So if FPI has captured 5% or more of a market segment, then DOD publishes that list from time to time as the DOD determines necessary. In the particular procurement before the GAO here, the product was “8405, Outerwear, Men’s” and it had been added to the list on June 3, 2009, with an effective date thirty days hence. Based on a solicitation issued within this window, and after conducting market research on these items as required by the statute, the agency decided to obtain them from FPI non-competitively. The protestor argued that since FPI now had a greater then 5% market share, the use of the set-aside was improper. The issues before GAO included the discretion of DOD in publishing the list with a later effective date, and the proper role of FPI in the federal marketplace.
The GAO analysis began with the interpretation of the relevant statute. For GAO and other decision makers when conducting statutory interpretation, they start with an analysis of the language in the law – does it provide an unambiguous expression of the intent of Congress? If so, the analysis ends there because the unambiguous intent of Congress must be given effect. (citations omitted) If, however, the statute is silent or ambiguous with respect to the specific issue, the decision maker will turn to the interpretation given to the statute by an agency responsible for administering the law; in this case DOD (citations omitted). Generally if the agency has interpreted ambiguous provision of the statute through a process of rulemaking or adjudication, the decision maker will provide great deference to that interpretation unless the resulting regulation or ruling is procedurally defective, arbitrary, or capricious in substance, or manifestly contrary to the statute. (citations omitted) On the other hand, where the agency’s position reflects an informal interpretation, deference is not warranted; in these cases, the agency’s interpretation is “entitled to respect” only to the extent it has the “power to persuade.” (citations omitted) The weight given to an interpretation under this lesser standard depends “upon the thoroughness evident in its consideration, the validity of its reasoning, its consistency with earlier and later pronouncements, and all those factors which give it power to persuade.”

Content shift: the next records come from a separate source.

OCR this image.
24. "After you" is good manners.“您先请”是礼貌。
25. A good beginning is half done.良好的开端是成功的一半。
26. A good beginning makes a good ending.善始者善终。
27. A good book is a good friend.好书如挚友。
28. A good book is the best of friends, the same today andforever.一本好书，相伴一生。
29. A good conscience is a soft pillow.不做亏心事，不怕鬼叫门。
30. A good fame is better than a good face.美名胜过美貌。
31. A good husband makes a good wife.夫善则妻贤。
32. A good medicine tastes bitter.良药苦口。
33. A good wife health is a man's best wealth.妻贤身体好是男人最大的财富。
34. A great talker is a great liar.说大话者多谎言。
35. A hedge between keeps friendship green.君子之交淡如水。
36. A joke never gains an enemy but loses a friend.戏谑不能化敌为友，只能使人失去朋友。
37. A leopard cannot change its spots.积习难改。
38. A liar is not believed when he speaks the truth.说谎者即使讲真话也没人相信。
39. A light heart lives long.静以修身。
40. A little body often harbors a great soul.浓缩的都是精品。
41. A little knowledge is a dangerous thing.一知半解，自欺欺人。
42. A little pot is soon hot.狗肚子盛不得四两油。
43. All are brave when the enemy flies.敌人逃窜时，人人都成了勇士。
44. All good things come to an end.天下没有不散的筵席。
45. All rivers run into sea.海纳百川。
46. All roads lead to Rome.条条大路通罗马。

So in a nutshell, and these rules apply whenever statutory or regulatory interpretation is required to resolve a dispute, if agencies follow a formal process of rulemaking/interpretation under authority granted to them by Congress then the courts and boards will generally follow that interpretation. If the interpretation is merely advisory, or informal in its creation, it is provided much less deference, but is given weight to the degree it makes sense and is persuasive. These are good rules to remember when reading laws or regulations.

Another rule of statutory interpretation cited by GAO is the rule that “[a] statute is passed as a whole and not in parts or sections and is animated by one general purpose and intent. Consequently, each part or section should be construed in connection with every other part or section as to produce a harmonious whole.” (citations omitted).

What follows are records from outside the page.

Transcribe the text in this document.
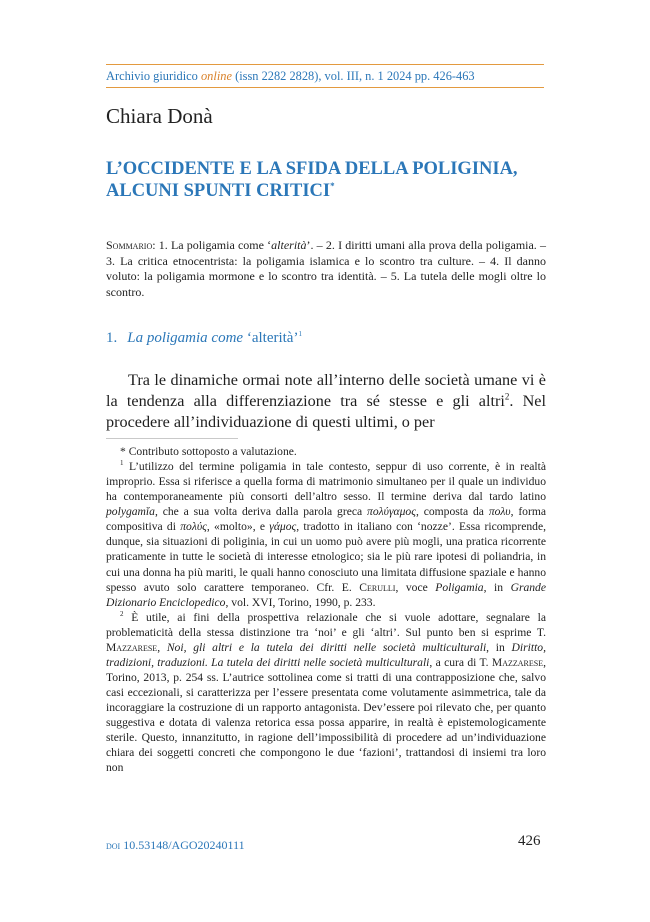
Archivio giuridico online (issn 2282 2828), vol. III, n. 1 2024 pp. 426-463
Chiara Donà
L’OCCIDENTE E LA SFIDA DELLA POLIGINIA, ALCUNI SPUNTI CRITICI*
Sommario: 1. La poligamia come ‘alterità’. – 2. I diritti umani alla prova della poligamia. – 3. La critica etnocentrista: la poligamia islamica e lo scontro tra culture. – 4. Il danno voluto: la poligamia mormone e lo scontro tra identità. – 5. La tutela delle mogli oltre lo scontro.
1. La poligamia come ‘alterità’$^1$
Tra le dinamiche ormai note all’interno delle società umane vi è la tendenza alla differenziazione tra sé stesse e gli altri$^2$. Nel procedere all’individuazione di questi ultimi, o per

* Contributo sottoposto a valutazione.

$^1$ L’utilizzo del termine poligamia in tale contesto, seppur di uso corrente, è in realtà improprio. Essa si riferisce a quella forma di matrimonio simultaneo per il quale un individuo ha contemporaneamente più consorti dell’altro sesso. Il termine deriva dal tardo latino polygamĭa, che a sua volta deriva dalla parola greca πολύγαμος, composta da πολυ, forma compositiva di πολύς, «molto», e γάμος, tradotto in italiano con ‘nozze’. Essa ricomprende, dunque, sia situazioni di poliginia, in cui un uomo può avere più mogli, una pratica ricorrente praticamente in tutte le società di interesse etnologico; sia le più rare ipotesi di poliandria, in cui una donna ha più mariti, le quali hanno conosciuto una limitata diffusione spaziale e hanno spesso avuto solo carattere temporaneo. Cfr. E. Cerulli, voce Poligamia, in Grande Dizionario Enciclopedico, vol. XVI, Torino, 1990, p. 233.

$^2$ È utile, ai fini della prospettiva relazionale che si vuole adottare, segnalare la problematicità della stessa distinzione tra ‘noi’ e gli ‘altri’. Sul punto ben si esprime T. Mazzarese, Noi, gli altri e la tutela dei diritti nelle società multiculturali, in Diritto, tradizioni, traduzioni. La tutela dei diritti nelle società multiculturali, a cura di T. Mazzarese, Torino, 2013, p. 254 ss. L’autrice sottolinea come si tratti di una contrapposizione che, salvo casi eccezionali, si caratterizza per l’essere presentata come volutamente asimmetrica, tale da incoraggiare la costruzione di un rapporto antagonista. Dev’essere poi rilevato che, per quanto suggestiva e dotata di valenza retorica essa possa apparire, in realtà è epistemologicamente sterile. Questo, innanzitutto, in ragione dell’impossibilità di procedere ad un’individuazione chiara dei soggetti concreti che compongono le due ‘fazioni’, trattandosi di insiemi tra loro non

doi 10.53148/AGO20240111	426
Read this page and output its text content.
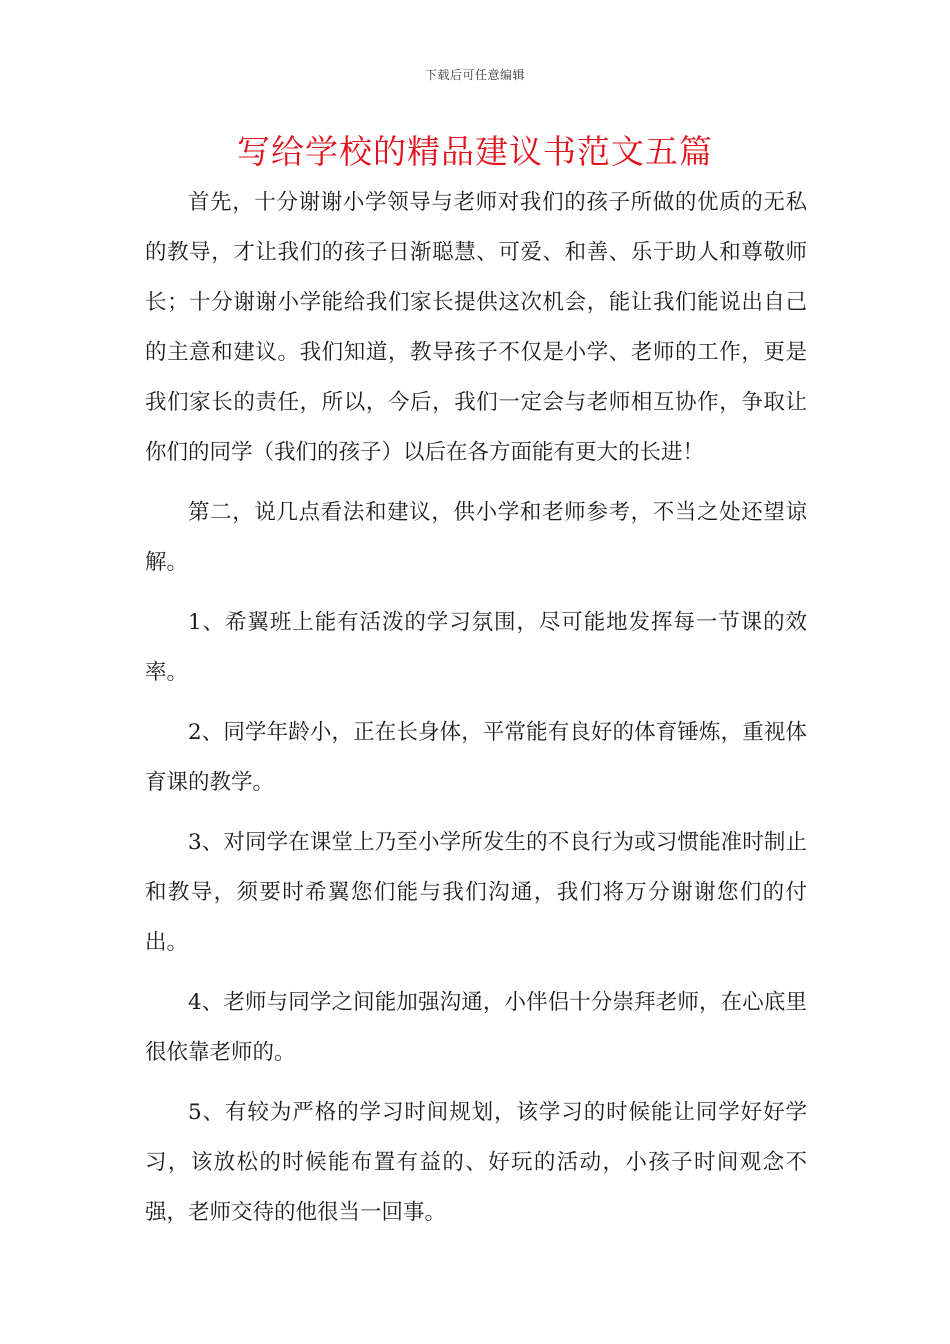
下载后可任意编辑
写给学校的精品建议书范文五篇

首先，十分谢谢小学领导与老师对我们的孩子所做的优质的无私的教导，才让我们的孩子日渐聪慧、可爱、和善、乐于助人和尊敬师长；十分谢谢小学能给我们家长提供这次机会，能让我们能说出自己的主意和建议。我们知道，教导孩子不仅是小学、老师的工作，更是我们家长的责任，所以，今后，我们一定会与老师相互协作，争取让你们的同学（我们的孩子）以后在各方面能有更大的长进！

第二，说几点看法和建议，供小学和老师参考，不当之处还望谅解。

1、希翼班上能有活泼的学习氛围，尽可能地发挥每一节课的效率。

2、同学年龄小，正在长身体，平常能有良好的体育锤炼，重视体育课的教学。

3、对同学在课堂上乃至小学所发生的不良行为或习惯能准时制止和教导，须要时希翼您们能与我们沟通，我们将万分谢谢您们的付出。

4、老师与同学之间能加强沟通，小伴侣十分崇拜老师，在心底里很依靠老师的。

5、有较为严格的学习时间规划，该学习的时候能让同学好好学习，该放松的时候能布置有益的、好玩的活动，小孩子时间观念不强，老师交待的他很当一回事。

In this case, GAO determined that the timing of the update was proper, and even though a determination had been made that FPI had a greater than 5% market share for these products, the formal publication provided for 30 days to become effective. Thus the procurement from FPI under a non-competitive acquisition was proper.

So there are two lessons to consider here. If you compete with FPI, you will not have an opportunity to sell to the government unless and until FPI reaches a 5% market share. You might make your product commercially unique in a way that meets a government need, but is not copied by FPI. Intellectual property protection might be one way to do this. Second, this GAO opinion provides some excellent guidance on how adjudicative bodies interpret statutes and regulations. As confusing as they may be sometimes, these are standard rules of interpretation. Given the number of regulations and statutes that are involved in government procurement, these rules are worth remembering and applying.